This was really good. :yummy: Mine doesn't look as pretty though. I expect because my slices weren't uniform, but I doubt it made any difference to the taste. Oh...I also threw in some peppercorms...just a few. These went really well with the Bubba's Quarter Pound Burgers we had tonight. Thanks for a great recipe. *UPDATE* Aug 23/08 Made again today. Actually, I probably make this every second month or so. This is always in my fridge. Such a terrific recipe. Everyone should give it a try. I was a little disappointed that it can't be 'canned', but it's so easy and quick to make it really isn't a bother at all. This time I added 1/2 tsp red pepper flakes and 15 grinds from the pepper mill! Thanks again Juenessa
These are wonderful and so easy to make! I did toss in a few crushed red pepper flakes to satisfy our craving for heat. Right after they cooled, I made a sandwich of your Southwestern Pulled Brisket Sandwiches and topped it with these onions. SUPER! These will find a permanent home in my fridge. Thanks for sharing your recipe!
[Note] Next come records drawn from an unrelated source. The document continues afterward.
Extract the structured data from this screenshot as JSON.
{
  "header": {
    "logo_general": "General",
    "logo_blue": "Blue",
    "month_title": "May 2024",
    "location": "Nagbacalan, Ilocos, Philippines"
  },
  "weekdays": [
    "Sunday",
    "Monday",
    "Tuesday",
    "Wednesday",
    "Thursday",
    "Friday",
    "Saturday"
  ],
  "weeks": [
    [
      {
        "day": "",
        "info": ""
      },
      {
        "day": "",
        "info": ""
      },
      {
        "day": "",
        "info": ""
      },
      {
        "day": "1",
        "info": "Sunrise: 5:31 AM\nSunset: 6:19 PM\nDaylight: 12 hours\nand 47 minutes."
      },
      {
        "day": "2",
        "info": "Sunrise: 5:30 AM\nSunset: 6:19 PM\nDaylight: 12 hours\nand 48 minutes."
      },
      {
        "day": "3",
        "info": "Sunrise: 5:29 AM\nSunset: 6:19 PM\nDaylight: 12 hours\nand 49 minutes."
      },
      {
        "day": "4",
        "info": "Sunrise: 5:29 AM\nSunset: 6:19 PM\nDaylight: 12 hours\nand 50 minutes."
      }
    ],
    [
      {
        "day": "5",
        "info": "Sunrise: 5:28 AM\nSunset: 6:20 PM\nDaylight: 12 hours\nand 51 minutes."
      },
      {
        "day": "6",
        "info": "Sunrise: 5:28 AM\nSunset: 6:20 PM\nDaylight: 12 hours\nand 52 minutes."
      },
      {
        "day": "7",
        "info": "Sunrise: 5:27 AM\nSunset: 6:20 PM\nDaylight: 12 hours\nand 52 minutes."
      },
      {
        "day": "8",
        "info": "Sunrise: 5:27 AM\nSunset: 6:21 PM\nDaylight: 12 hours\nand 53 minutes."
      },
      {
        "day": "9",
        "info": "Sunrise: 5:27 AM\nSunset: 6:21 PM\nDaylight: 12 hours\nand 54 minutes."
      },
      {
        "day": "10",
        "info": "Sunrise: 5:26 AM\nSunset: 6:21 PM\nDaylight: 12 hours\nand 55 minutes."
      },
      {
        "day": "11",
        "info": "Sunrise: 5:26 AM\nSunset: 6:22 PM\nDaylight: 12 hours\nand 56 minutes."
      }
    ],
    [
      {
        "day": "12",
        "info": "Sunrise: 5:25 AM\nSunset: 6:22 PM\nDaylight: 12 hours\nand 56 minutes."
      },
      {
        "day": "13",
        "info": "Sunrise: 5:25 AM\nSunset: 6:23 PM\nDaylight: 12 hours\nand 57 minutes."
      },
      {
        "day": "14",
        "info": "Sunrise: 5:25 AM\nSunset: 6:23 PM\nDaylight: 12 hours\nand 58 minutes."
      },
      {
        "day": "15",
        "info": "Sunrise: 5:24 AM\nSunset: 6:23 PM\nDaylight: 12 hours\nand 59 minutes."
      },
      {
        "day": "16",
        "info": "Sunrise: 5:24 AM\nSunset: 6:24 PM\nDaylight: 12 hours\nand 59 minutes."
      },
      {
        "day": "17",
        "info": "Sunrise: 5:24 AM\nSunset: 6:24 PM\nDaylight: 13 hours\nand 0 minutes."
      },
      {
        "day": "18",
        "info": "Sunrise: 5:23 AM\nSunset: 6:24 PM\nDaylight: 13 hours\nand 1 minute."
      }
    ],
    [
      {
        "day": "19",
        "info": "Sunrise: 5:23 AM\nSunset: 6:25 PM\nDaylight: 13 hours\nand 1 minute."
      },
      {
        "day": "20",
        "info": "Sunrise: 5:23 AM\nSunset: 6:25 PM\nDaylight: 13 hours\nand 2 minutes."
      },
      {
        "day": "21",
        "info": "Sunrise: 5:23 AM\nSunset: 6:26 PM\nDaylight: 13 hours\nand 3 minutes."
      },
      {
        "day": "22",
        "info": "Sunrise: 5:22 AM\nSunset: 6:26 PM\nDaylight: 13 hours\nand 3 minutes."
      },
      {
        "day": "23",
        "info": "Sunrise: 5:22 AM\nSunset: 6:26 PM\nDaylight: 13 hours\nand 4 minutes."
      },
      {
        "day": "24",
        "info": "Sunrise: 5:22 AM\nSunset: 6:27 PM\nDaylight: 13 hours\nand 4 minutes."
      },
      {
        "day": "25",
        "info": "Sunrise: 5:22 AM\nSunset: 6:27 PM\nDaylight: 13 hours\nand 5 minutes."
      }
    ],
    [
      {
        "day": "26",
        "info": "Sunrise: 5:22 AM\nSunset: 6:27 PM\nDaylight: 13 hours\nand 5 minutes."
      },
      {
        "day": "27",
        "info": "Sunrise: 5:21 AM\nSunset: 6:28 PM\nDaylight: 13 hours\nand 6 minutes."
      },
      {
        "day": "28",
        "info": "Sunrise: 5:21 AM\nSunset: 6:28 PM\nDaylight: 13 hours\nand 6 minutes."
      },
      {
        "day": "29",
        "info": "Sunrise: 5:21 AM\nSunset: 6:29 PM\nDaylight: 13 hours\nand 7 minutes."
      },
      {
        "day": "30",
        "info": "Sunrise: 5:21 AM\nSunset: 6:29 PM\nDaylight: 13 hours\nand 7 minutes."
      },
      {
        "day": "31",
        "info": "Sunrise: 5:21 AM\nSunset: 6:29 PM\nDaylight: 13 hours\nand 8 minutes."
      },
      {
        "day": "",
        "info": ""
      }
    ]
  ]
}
This recipe is so easy and they taste great, the jar didn't last a week at my house.
These are really good. I added 1/4 tsp each whole peppercorns and red pepper flakes (could use more!) Had on a salad last night and can't wait to try on a burger! Thanks for sharing!
What a great way to serve this wonderful vegetable! The onions are delicately flavourful and very pretty. DH had his as a side with baked chicken legs, and insisted that there always be a jar in the fridge. I had mine with baked chicken breast, but added a dollop of sour cream and lots of fresh ground black pepper. Thank you for a real taste treat. Can hardly wait to try them on a corned beef or liverwurst sandwich!
They are beautiful and oh so good. Had them on hamburgers last night. I think I'm going to put them on brats---should be good don't you think? Gloria
We love these. So far, we've tried them on barbecued burgers and as a snack on rye crackers with cream cheese and freshly ground black pepper. The possibilities are endless. :) Thanks for posting this simple, tasty recipe!